Chinesische Schriftzeichen am Volkswagen-Werk in der Nähe von Schanghai © picture-alliance / dpa / Gero Breloer
Von Alexander Kohlmann · 10.10.2014
Regisseur Stefan Kaegi hat den Betrieb einer VW-Werkshalle in China dokumentiert und als Schauspiel auf die Bühne gebracht. Der Zuschauer fragt sich: Ist der VW-Konzern eine Art Diktatur?
Wer in der neuesten Uraufführung von Rimini-Protokoll einmal mehr Experten des Alltags auf der Bühne erwartet hatte, der wurde enttäuscht. Denn Regisseur Stefan Kaegi arbeitet erstmals mit Schauspielern, fiktiven Figuren, nur der Text zu "Volksrepublik Volkswagen" beruht auf ursprünglich dokumentarischem Material. Hunderte von Briefen und Mails hat Kaegi ausgewertet - und Blogs, geschrieben von VW-Mitarbeitern in China in die Heimat.
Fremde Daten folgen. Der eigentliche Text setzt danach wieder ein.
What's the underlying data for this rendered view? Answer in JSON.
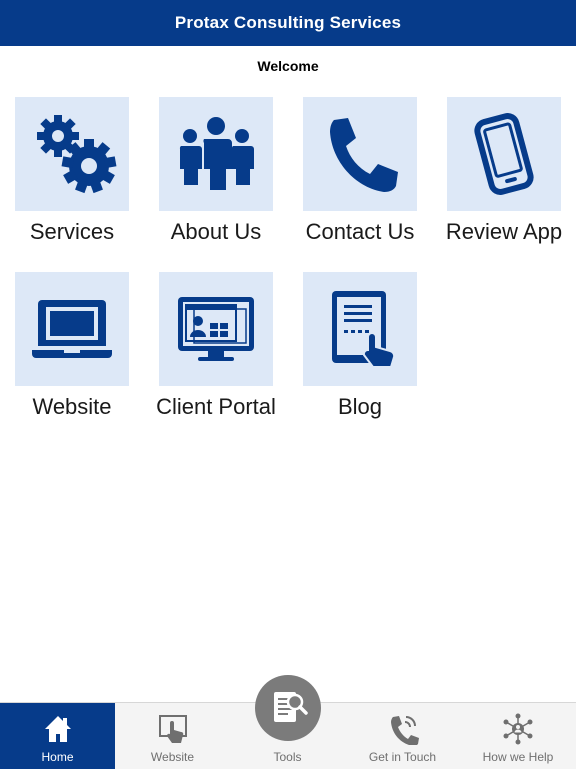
{
  "header": {
    "title": "Protax Consulting Services"
  },
  "welcome": "Welcome",
  "tiles": [
    {
      "label": "Services"
    },
    {
      "label": "About Us"
    },
    {
      "label": "Contact Us"
    },
    {
      "label": "Review App"
    },
    {
      "label": "Website"
    },
    {
      "label": "Client Portal"
    },
    {
      "label": "Blog"
    }
  ],
  "tabbar": {
    "items": [
      {
        "label": "Home",
        "icon": "home-icon",
        "active": true
      },
      {
        "label": "Website",
        "icon": "touch-screen-icon",
        "active": false
      },
      {
        "label": "Tools",
        "icon": "document-search-icon",
        "active": false
      },
      {
        "label": "Get in Touch",
        "icon": "phone-icon",
        "active": false
      },
      {
        "label": "How we Help",
        "icon": "network-icon",
        "active": false
      }
    ]
  },
  "colors": {
    "brand": "#063b8a",
    "tile_bg": "#dde8f7",
    "tab_bg": "#f4f4f4",
    "tools_circle": "#7b7b7b"
  }
}
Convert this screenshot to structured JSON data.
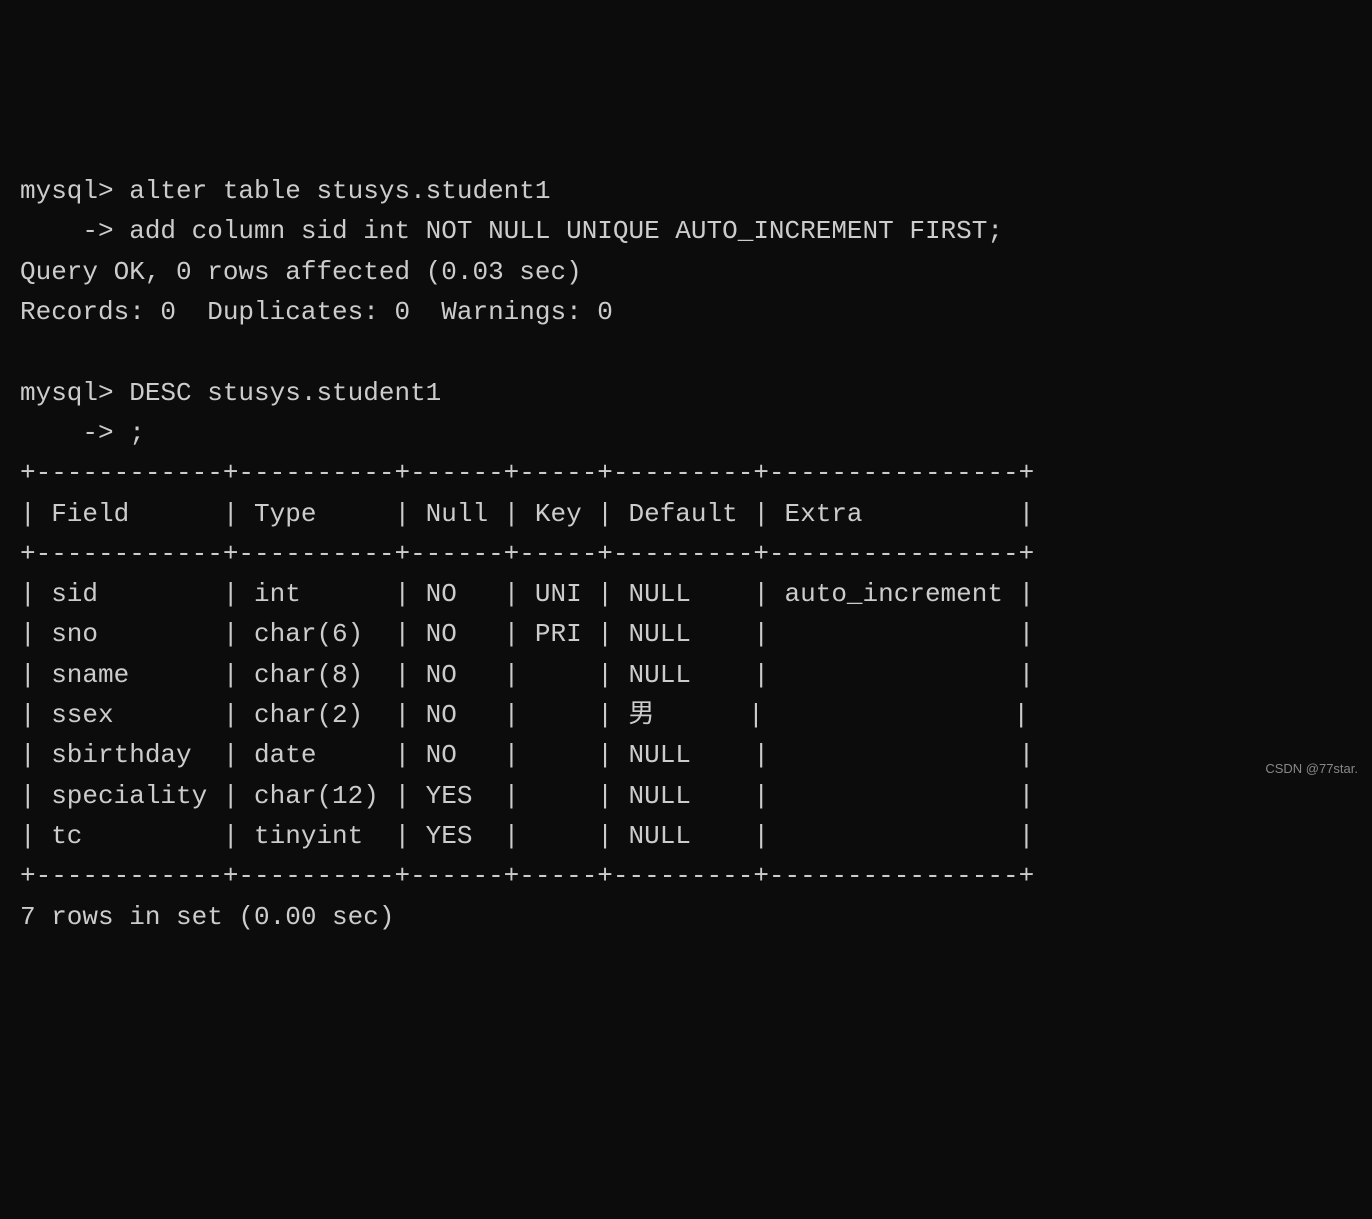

Aus den Texten hat er verschiedene Charaktere entwickelt, die den Volkswagen Konzern in China auf der Bühne repräsentieren, die Öffentlichkeitsarbeiterin, den Mann an den Maschinen im weißen Drogerie-Kittel - und den gut trainierten Boss ohne moralische Skrupel: "Man sollte China nicht mit Deutschland vergleichen, die finden schon ihren eigenen Weg".
Wirtschaft im Schatten der Diktatur
In einer riesigen, detailliert nachgebauten VW-Werkshalle, beobachten wir die deutsche Manager, wie sie vor fast drei Jahrzehnten voller Überheblichkeit im Reich der Mitte ihre Arbeit begannen. Lustig machten sich die deutschen Ingenieure - über die chinesischen Autos, die schon bei leichten Aufprallen wie Tomaten zerplatzen. Immer neue Unfallfotos postet einer von ihnen an den Spind am Bühnenportal. Jahrzehnte später lacht niemand mehr, sondern die Faszination der VW-Menschen für die effiziente Wirtschaft im Schatten der Diktatur ist groß.
Während das riesige blaue VW-Logo gegen das Parteiwappen ausgetauscht wird und auf der Leinwand Bilder von jubelnden Parteisoldaten laufen, überlegt einer neidisch: Sind wir bei VW nicht auch eine Art Volksrepublik, mit riesigen Werken, eigenen Schwimmbädern und Millionen Arbeitern?
Kein ganz abwegiger Vergleich ist das, wenn man sich den politischen und gesellschaftlichen Einfluss des Konzerns alleine in Niedersachsen ansieht. Nur: Wenn Wolfsburg die Kommunistische Partei ist, wo bleiben dann Deutschland und unser westliches Wertesystem, das Recht auf Streik, Gewerkschaften und Bewegungsfreiheit - und nicht zuletzt die Demokratie?
Komplexe Fragen, die dieser Abend in immer neuen szenischen Konstellationen verhandelt. Und das, ohne auf einfache Antworten und ideologische Scheinlösungen zu setzen.